朱家宅高地后侧,炮兵阵地。

    张猛一把扯下头上用来伪装的破麻袋,露出被汗水和泥土糊住的脸。他死死抓着电话听筒,当听到“屠场”那两个字时,他全身的血液都烧了起来。

    “是!师长!”

    他放下电话,那双布满血丝的眼睛里,是压抑到极点的疯狂。他转过身,对着那些同样从泥洞里爬出来,浑身狼狈却眼神灼热的炮兵们,用尽全身力气,发出一声惊天动地的咆哮!

    “全团!目标‘屠场’区域!急速射!”

    “开炮!!!”

    轰!轰!轰!轰!

    八门德制105毫米榴弹炮,加上师属炮兵团剩余的几十门75毫米步兵炮和81毫米迫击炮,在这一瞬间,同时发出了怒吼!

    那不是零散的炮击,而是一场钢铁风暴的齐鸣!

    大地在颤抖,不是因为日军的炮火,而是因为新一师自己的反击!

    ……

    罗店镇与朱家宅之间那片开阔地。

    黑岩义胜的部队,如同开闸的洪水,正嗷嗷叫着向前狂奔。

    耻辱、愤怒、被戏耍的憋屈,在这一刻都化为了嗜血的渴望。他们要追上那些狡猾的支那老鼠,用刺刀把他们一个个钉死在朱家宅高地下面!

    安达二十三跑在队伍中间,挥舞着军刀,声嘶力竭地催促着士兵。

    “快!再快一点!胜利就在眼前!天谷阁下的在天之灵在看着我们!”

    士兵们被这股狂热感染,跑得更快了。他们挤在一起,争先恐后,生怕功劳被别人抢走。

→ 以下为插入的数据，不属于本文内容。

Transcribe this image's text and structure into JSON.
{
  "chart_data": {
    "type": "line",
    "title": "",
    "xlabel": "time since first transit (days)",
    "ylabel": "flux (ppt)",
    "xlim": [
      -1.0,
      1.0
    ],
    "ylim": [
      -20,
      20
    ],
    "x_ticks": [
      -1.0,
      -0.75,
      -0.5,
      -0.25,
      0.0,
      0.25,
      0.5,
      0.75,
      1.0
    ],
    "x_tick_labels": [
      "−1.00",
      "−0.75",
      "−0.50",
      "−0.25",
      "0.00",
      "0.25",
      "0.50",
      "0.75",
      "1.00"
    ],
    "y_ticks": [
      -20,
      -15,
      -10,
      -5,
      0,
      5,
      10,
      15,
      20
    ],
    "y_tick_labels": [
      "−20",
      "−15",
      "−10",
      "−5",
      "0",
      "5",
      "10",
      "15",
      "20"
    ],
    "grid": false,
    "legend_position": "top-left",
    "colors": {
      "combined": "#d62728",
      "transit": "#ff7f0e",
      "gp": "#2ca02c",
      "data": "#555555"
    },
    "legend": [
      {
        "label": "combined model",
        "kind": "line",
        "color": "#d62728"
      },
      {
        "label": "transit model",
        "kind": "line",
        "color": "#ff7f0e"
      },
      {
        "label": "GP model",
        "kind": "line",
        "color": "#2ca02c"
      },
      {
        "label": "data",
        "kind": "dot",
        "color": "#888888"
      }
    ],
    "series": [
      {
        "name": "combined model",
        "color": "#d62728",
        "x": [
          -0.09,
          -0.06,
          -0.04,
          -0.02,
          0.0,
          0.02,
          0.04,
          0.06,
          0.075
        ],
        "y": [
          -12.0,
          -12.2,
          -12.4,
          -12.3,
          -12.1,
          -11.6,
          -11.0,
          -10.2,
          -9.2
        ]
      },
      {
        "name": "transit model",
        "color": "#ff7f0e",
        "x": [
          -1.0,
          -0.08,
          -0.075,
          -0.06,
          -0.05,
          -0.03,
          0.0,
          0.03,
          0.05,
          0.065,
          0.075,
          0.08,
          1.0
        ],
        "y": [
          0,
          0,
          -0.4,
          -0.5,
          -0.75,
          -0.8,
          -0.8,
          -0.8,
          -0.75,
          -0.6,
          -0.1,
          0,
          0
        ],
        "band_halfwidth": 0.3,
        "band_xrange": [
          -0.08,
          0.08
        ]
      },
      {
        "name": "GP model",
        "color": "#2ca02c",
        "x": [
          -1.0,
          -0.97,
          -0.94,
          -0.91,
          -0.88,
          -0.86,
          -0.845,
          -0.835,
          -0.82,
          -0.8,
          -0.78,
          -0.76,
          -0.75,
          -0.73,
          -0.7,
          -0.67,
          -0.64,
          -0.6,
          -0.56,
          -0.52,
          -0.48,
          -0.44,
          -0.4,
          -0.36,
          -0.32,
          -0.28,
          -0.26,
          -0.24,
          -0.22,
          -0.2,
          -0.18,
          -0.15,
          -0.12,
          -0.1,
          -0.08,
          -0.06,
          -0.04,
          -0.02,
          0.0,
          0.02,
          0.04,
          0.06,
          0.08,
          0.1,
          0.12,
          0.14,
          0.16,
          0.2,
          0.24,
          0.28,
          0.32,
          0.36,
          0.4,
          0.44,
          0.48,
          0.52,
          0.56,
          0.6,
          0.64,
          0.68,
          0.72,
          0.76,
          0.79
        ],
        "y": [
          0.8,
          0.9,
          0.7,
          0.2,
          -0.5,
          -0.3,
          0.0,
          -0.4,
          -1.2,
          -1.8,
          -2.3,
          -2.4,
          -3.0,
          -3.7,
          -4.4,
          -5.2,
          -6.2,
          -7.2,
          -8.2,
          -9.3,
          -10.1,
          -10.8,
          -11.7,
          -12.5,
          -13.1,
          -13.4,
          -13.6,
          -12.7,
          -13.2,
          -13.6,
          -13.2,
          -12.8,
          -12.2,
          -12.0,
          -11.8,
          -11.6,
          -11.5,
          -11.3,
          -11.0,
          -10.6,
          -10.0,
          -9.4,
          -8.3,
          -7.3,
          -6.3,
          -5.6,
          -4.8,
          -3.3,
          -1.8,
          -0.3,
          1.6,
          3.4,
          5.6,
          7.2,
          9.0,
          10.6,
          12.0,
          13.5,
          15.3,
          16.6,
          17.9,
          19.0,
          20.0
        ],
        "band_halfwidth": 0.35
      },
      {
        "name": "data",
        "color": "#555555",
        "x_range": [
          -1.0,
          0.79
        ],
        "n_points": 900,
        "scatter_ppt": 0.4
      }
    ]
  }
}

    这片被己方重炮犁了整整一个小时的土地,在他们眼中,是通往荣耀的坦途。

    突然。

    安达二十三的耳朵里,捕捉到一丝异样的声音。

    不是炮弹落下的尖啸,而是一种从遥远后方传来的、成片的、沉闷的雷鸣。

    他下意识地抬头。

    然后,他的瞳孔,凝固了。

    天空,被无数个黑点所覆盖。

    那些黑点以肉眼可见的速度变大,带着一种无法言喻的、撕裂空气的死亡呼啸,精准地朝他们这片最密集的区域,当头砸下!

    “炮……炮击!隐蔽!”

    安达二十三的吼声,被第一枚炮弹的爆炸彻底淹没。

    轰隆!!!

    一发105毫米高爆榴弹,精准地砸进一个步兵中队的人群中央。

    没有惨叫。

    爆炸中心的几十名日军士兵,连同他们的武器,在瞬间被超过三千度的高温和冲击波直接气化!

    一圈圈的冲击波混杂着无数滚烫的钢珠和弹片,如同一柄无形的巨型镰刀,横扫而出。

    鲜血、残肢、破碎的内脏和扭曲的步枪,被高高抛向天空,然后像一场血雨,噼里啪啦地落下。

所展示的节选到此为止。